AIBestSkill
About AIBestSkill

A narrow radar for reusable AI agent skills.

Finding useful AI skills is noisy: GitHub has prompts, agents, MCP servers, demos, templates, and real reusable workflows mixed together. AIBestSkill focuses on the narrow slice that looks like installable skill-like behavior for Claude Code, OpenClaw, Codex, and agent workflows.

Why this exists

AIBestSkill is not trying to become a giant AI tools marketplace. The goal is smaller and more useful: identify repos that behave like reusable agent skills, then show the source evidence before you spend time installing them.

The site is built for developers comparing skills, checking install paths, and deciding whether a repo deserves a closer read on GitHub.

What counts as skill-like

A strong candidate usually has a clear reusable workflow, a SKILL.md or skill-shaped instructions, install or usage guidance, and enough README evidence to explain when the skill should be used.

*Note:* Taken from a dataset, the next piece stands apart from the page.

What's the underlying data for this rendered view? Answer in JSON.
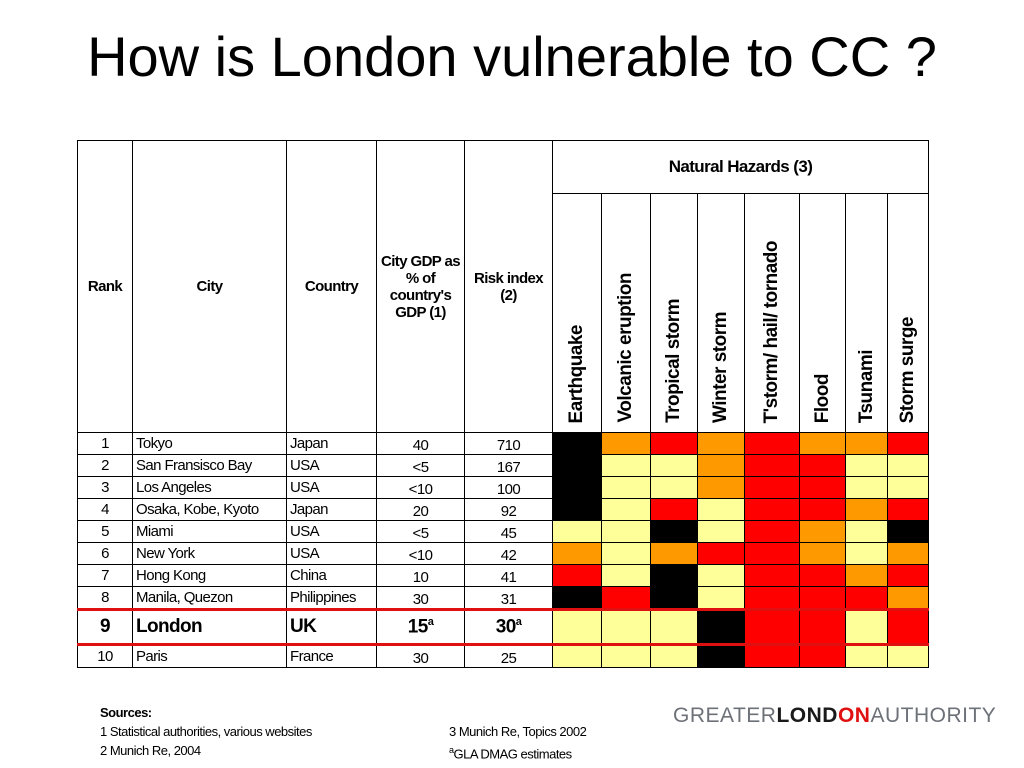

A broad AI app, generic MCP server, one-off demo, or loose prompt collection is not enough for v1 unless the repository has strong skill-like structure.

How pages are generated

Pages are generated from public GitHub metadata, README files, SKILL.md files, install-path signals, and deterministic index rules. A repo entering the crawl does not automatically become a public page.

The current pipeline can keep a repo indexable, move it to watchlist, or reject it when the evidence is too thin, too ambiguous, or outside the site boundary.

How to read the score

The shortlist score is not a paid placement, not a security certification, and not a raw popularity leaderboard. It estimates source-backed fit: scope match, install clarity, source quality, maintenance signals, and platform relevance.

Low-confidence excerpts fall back to GitHub instead of pretending the site extracted a trustworthy summary. Always review the original repo before installing third-party code.

Independence and limits

AIBestSkill is an independent project. It is not affiliated with Anthropic, OpenAI, OpenClaw, GitHub, or any repository owner listed on the site.

The site provides discovery and comparison evidence. It does not guarantee that a skill is safe, maintained, licensed for your use, or suitable for your environment.